只是为了头脑风暴,想象一下创建一个int bigInteger [100](应该足够大以容纳100!)。要乘以两个数字,您可以实现一个bitMultiplication(int bitNum [],int num)函数,该函数将通过引用接收数组并执行按位乘法(有关详细信息,请参阅以下文章:使用按位运算符进行乘法)。
Use that bitMulitiplication(int bitNum[], int num) instead of the regular multiplication in your recursive factorial function, and you should have a function that works on large n!
使用bitMulitiplication(int bitNum [],int num)而不是递归factorial函数中的常规乘法,你应该有一个适用于大n的函数!
#1
1
The problem with the above code is due to the finite space we can use to store the value of an int. On a 32-bit machine, int's have 32 bits (value 0 or 1), which means that the maximum value an unsigned int can have is (2^31 - 1) and the maximum value an int can have is (2^30 - 1) (since it needs one bit to denote whether it is positive or negative, while the unsigned int is always positive and can devote that bit to just regular value).

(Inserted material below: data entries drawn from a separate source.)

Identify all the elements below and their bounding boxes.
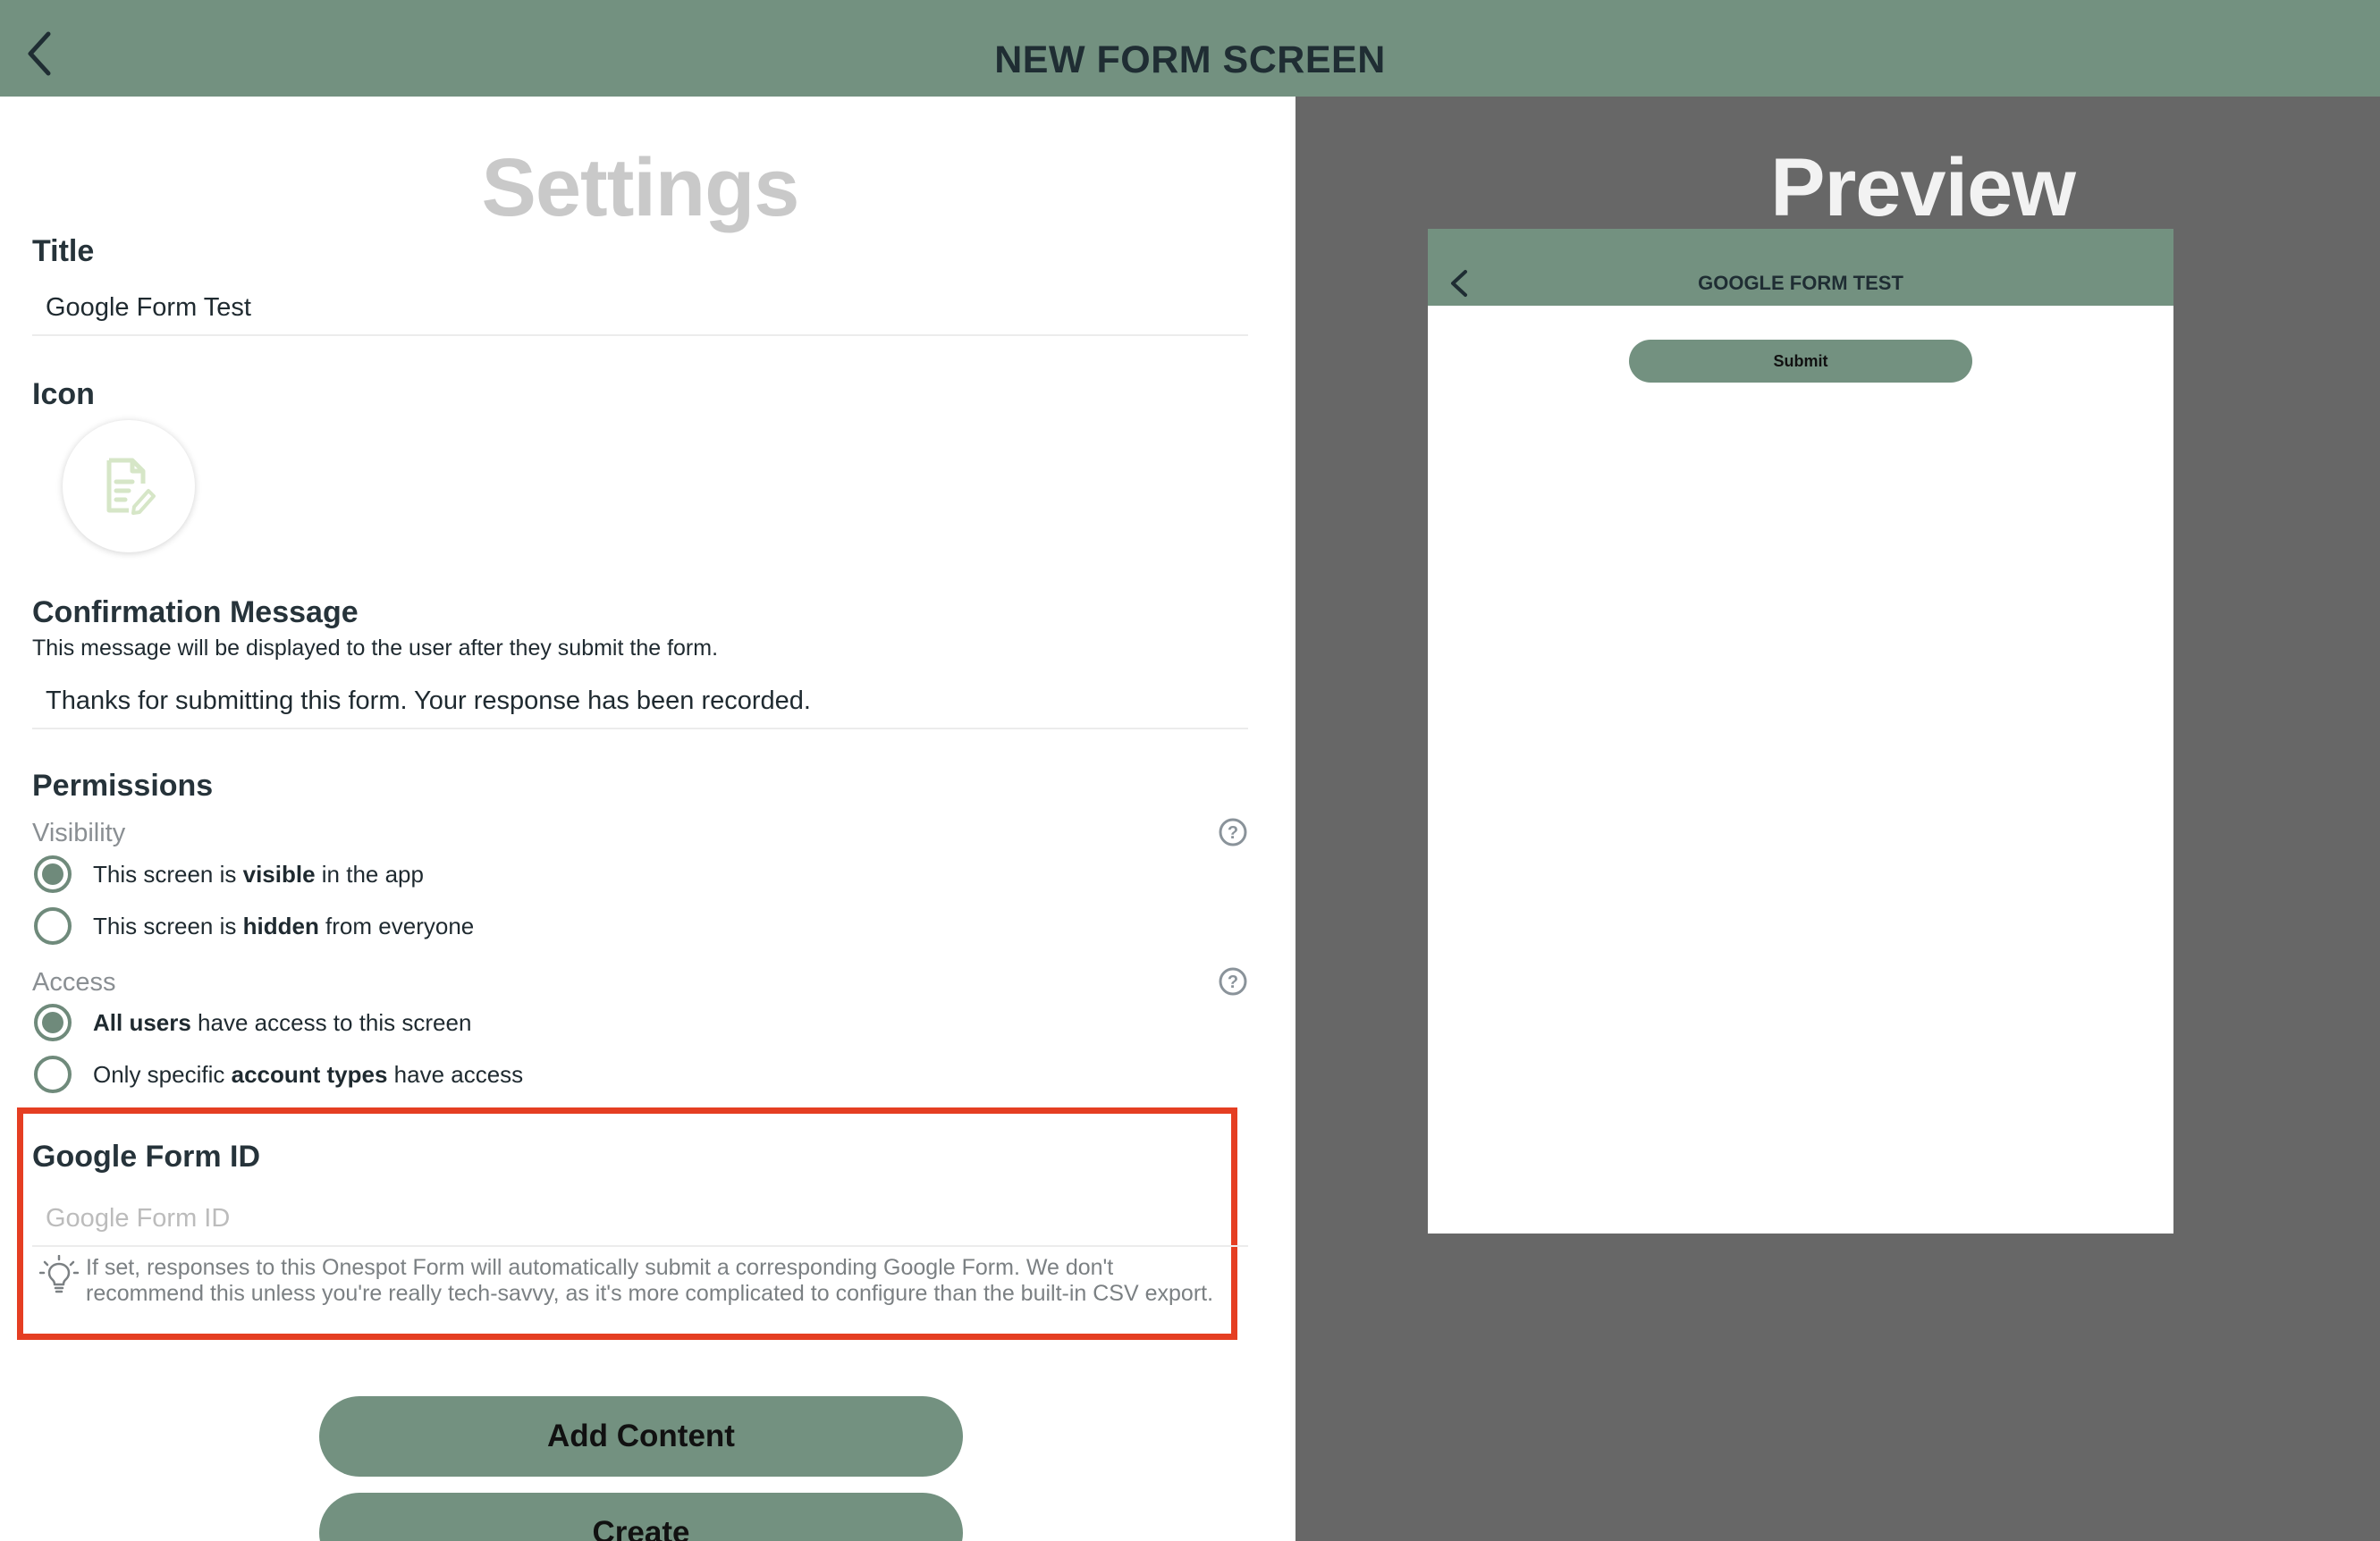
preview-submit-button[interactable]: Submit	[1629, 340, 1972, 383]
preview-heading: Preview	[1770, 142, 2076, 233]
top-bar: NEW FORM SCREEN	[0, 0, 2380, 97]
icon-label: Icon	[32, 377, 95, 411]
visibility-label: Visibility	[32, 819, 126, 847]
radio-label: All users have access to this screen	[93, 1008, 472, 1036]
radio-label: This screen is hidden from everyone	[93, 912, 475, 939]
preview-top-bar: GOOGLE FORM TEST	[1428, 229, 2173, 306]
confirmation-label: Confirmation Message	[32, 595, 359, 629]
add-content-button[interactable]: Add Content	[319, 1396, 963, 1477]
help-icon[interactable]: ?	[1218, 966, 1248, 997]
preview-pane: Preview GOOGLE FORM TEST Submit	[1295, 97, 2380, 1541]
title-input[interactable]	[32, 281, 1248, 336]
help-icon[interactable]: ?	[1218, 817, 1248, 847]
access-label: Access	[32, 968, 116, 997]
settings-pane: Settings Title Icon Confirmation Message…	[0, 97, 1295, 1541]
preview-screen: GOOGLE FORM TEST Submit	[1428, 229, 2173, 1234]
svg-text:?: ?	[1228, 973, 1238, 992]
visibility-option-visible[interactable]: This screen is visible in the app	[34, 852, 424, 897]
google-form-id-input[interactable]	[32, 1192, 1248, 1247]
svg-text:?: ?	[1228, 823, 1238, 843]
settings-heading: Settings	[481, 142, 800, 233]
google-form-id-label: Google Form ID	[32, 1140, 260, 1174]
radio-button-selected[interactable]	[34, 855, 72, 893]
access-option-account-types[interactable]: Only specific account types have access	[34, 1052, 523, 1097]
radio-button[interactable]	[34, 1056, 72, 1093]
radio-button[interactable]	[34, 907, 72, 945]
google-form-id-tip: If set, responses to this Onespot Form w…	[86, 1255, 1214, 1306]
create-button[interactable]: Create	[319, 1493, 963, 1541]
access-option-all-users[interactable]: All users have access to this screen	[34, 1000, 471, 1045]
confirmation-input[interactable]	[32, 674, 1248, 729]
permissions-label: Permissions	[32, 769, 214, 803]
radio-label: Only specific account types have access	[93, 1060, 524, 1088]
tip-row: If set, responses to this Onespot Form w…	[39, 1255, 1228, 1307]
icon-picker-button[interactable]	[63, 420, 195, 552]
back-button[interactable]	[16, 27, 61, 80]
lightbulb-icon	[39, 1255, 79, 1293]
confirmation-helper: This message will be displayed to the us…	[32, 636, 719, 661]
preview-screen-title: GOOGLE FORM TEST	[1698, 272, 1903, 294]
document-edit-icon	[106, 458, 156, 515]
radio-button-selected[interactable]	[34, 1004, 72, 1041]
radio-label: This screen is visible in the app	[93, 860, 424, 888]
chevron-left-icon	[28, 31, 51, 76]
title-label: Title	[32, 234, 95, 268]
visibility-option-hidden[interactable]: This screen is hidden from everyone	[34, 904, 474, 948]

上面代码的问题是由于我们可以用来存储int值的有限空间。在32位机器上,int有32位(值0或1),这意味着unsigned int可以有的最大值是(2 ^ 31 - 1),int可以有的最大值是(2 ^ 30) - 1)(因为它需要一位来表示它是正还是负,而unsigned int总是正数并且可以将该位专用于常规值)。
Now, that aside, you should look into ways of storing the value of a very large number in a different data structure! Maybe an array would be a good choice...
现在,除此之外,您应该研究如何将非常大的数值存储在不同的数据结构中!也许阵列会是个不错的选择......
Just to brainstorm, imagine creating an int bigInteger[100] (that should be large enough to hold 100!). To multiply two of your numbers, you could then implement a bitMultiplication(int bitNum[], int num) function that would take in your array by reference and perform bitwise multiplication (see the following post for details: Multiplying using Bitwise Operators).
只是为了头脑风暴,想象一下创建一个int bigInteger [100](应该足够大以容纳100!)。要乘以两个数字,您可以实现一个bitMultiplication(int bitNum [],int num)函数,该函数将通过引用接收数组并执行按位乘法(有关详细信息,请参阅以下文章:使用按位运算符进行乘法)。
Use that bitMulitiplication(int bitNum[], int num) instead of the regular multiplication in your recursive factorial function, and you should have a function that works on large n!
使用bitMulitiplication(int bitNum [],int num)而不是递归factorial函数中的常规乘法,你应该有一个适用于大n的函数!